Около часу дня он зашел в комнату и обнаружил жену в окружении ученических работ на диване. Тихая музыка с пластинки Барбары Стрейзанд дополняла картину. На кончике носа Клэр сидели очки, она читала сочинение и делала заметки на полях. Осеннее солнце, проглядывая сквозь шторы, бросало столб светло-коричневого света на ковер у ее ног. На ней был французский махровый спортивный костюм и тонкие белые холщовые туфли. Она сидела, скрестив ноги, уперевшись носком одной ноги в пол. Тома всегда восхищала линия ее ноги, когда она сидела так, и как круто выгибался у нее подъем.

Он остановился в дверях, вспомнив, сколько раз за сегодняшнее утро она оттолкнула его. У него не хватало силы духа попытаться еще раз, чтобы вновь получить «холодный душ». Держа руки в карманах, он наблюдал за Клэр.

— Мы можем поговорить? — наконец спросил он.

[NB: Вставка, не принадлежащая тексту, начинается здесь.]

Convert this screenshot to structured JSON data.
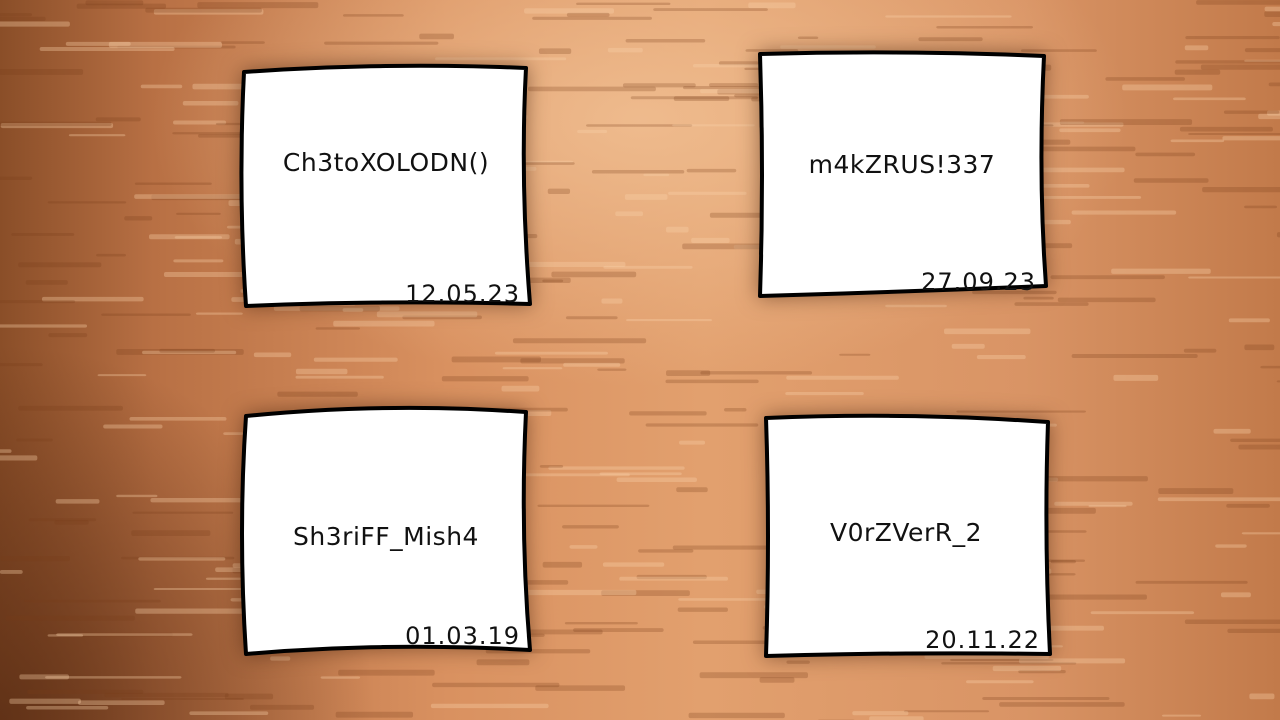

Она дочитала до конца параграф, обвела какое-то слово и, не взглянув на мужа, ответила:

— Думаю, что нет.

— А когда сможем?

— Не знаю.

Он вздохнул и постарался сдержать гнев. Эта женщина превратилась в незнакомку, и ему стало страшно, что он не любит ее больше.

— Я думал, ты собираешься в кино.

— В три часа.

— Можно мне тоже пойти?

Ее глаза перестали скользить по листу, а потом брови надменно поднялись, и, по-прежнему не глядя на Тома, она ответила:

— Нет, нельзя.

Он изо всех сил сдерживался.

— Ну и как долго ты собираешься делать вид, будто меня нет в комнате?

— Я же говорила с тобой, не так ли?

Он скептически хмыкнул и потряс головой, словно ему в ухо попала вода.

— А, значит, это ты называешь разговором?

Она захлопнула пару листков, сжатых скрепкой, отложила их и взяла новое сочинение.

— Неужели ты не видишь, — продолжал он, — что дети испуганы? Они должны знать, что мы с тобой по меньшей мере пытаемся это преодолеть.

Глаза Клэр остановились на середине листа, но она так и не подняла взгляд.

— Не только они страдают, — ответила она.

Том рискнул оставить свою позицию у дверей и, подойдя, сел на край дивана, так что теперь от Клэр его отделяла стопка ученических работ.

— Тогда давай обсудим все. Я тоже напуган, значит, страдаем мы все четверо, но, если ты не пойдешь мне навстречу, я не смогу проделать весь путь сам.

Ручка с красными чернилами повисла в ее пальцах, подняв стопку бумаг, Клэр разгладила их на колене. С легким презрением смерила Тома взглядом поверх очков.

— Мне требуется время. Неужели непонятно?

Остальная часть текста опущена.